Des fiches sont distribuées aux cadres. L'une d'elle comporte un plan de la bataille d'Angleterre de 1940, qui vante la "précision" des avions de chasse allemands, expliquent Les Inrocks. "Les formateurs expliquaient que nous étions en guerre", témoignent des employés de France Télécom auprès de l'hebdomadaire. "D'abord, on nous montrait l'Angleterre prise en tenailles par les nazis. Ensuite, on nous montrait Orange prise en tenailles par Free, par Bouygues et par Nokia…", expliquent ces témoins.

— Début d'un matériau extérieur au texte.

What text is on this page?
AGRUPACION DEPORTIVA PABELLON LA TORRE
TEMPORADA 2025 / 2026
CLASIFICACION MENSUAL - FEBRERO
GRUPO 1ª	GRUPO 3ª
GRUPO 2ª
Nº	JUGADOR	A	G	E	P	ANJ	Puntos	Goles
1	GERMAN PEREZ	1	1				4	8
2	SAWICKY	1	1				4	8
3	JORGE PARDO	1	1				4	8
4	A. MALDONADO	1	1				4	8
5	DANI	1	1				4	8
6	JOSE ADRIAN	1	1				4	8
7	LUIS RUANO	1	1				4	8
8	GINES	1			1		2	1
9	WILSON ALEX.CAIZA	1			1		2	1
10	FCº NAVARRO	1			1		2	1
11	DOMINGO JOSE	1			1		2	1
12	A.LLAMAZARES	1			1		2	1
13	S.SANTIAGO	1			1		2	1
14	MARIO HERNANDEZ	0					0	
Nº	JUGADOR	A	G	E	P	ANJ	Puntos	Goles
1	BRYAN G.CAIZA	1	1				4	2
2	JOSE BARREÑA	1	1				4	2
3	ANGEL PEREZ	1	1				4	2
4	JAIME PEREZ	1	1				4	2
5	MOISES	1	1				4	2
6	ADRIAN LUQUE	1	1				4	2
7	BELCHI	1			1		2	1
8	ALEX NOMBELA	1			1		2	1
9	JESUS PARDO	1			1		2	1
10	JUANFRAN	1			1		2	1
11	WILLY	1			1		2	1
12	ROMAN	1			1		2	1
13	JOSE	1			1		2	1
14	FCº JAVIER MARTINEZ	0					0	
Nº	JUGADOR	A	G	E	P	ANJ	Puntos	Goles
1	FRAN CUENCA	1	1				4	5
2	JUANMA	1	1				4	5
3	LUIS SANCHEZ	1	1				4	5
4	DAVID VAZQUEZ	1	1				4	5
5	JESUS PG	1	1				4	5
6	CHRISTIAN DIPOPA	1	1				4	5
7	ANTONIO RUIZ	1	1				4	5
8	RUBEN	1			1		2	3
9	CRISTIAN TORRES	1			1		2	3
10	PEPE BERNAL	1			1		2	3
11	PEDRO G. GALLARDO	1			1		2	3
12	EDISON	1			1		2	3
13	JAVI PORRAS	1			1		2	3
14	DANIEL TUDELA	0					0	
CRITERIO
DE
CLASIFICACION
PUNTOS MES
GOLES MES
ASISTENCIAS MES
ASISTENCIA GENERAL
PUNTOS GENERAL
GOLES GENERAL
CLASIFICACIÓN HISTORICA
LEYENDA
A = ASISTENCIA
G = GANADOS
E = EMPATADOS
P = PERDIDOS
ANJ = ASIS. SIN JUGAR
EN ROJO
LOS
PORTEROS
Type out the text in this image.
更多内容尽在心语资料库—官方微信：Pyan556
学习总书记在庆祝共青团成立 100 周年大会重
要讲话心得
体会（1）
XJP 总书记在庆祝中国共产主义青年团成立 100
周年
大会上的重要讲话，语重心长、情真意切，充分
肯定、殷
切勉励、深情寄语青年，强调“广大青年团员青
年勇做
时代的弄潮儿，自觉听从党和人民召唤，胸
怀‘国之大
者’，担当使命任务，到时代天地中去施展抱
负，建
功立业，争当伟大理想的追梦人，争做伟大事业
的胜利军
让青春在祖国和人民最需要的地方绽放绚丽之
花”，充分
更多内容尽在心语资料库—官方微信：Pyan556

Au cours de ces formations, on s'échange des "astuces" pour faire partir les salariés : fixer des objectifs irréalisables, retirer des chaises de bureau… Ainsi des employés arrivent un matin sur leur lieu de travail pour découvrir que leur service a déménagé. Certains se trouvent dans l'obligation de postuler à nouveau à leur propre emploi. D'autres sont rétrogradés et placés sous les ordres d'un de leur subalterne. Les cadres sont contraints de changer de poste tous les trois ans. "Il fallait briser les gens pour les faire partir", résume Sébastien Crozier, président du syndicat CFE-CGC Orange, à franceinfo.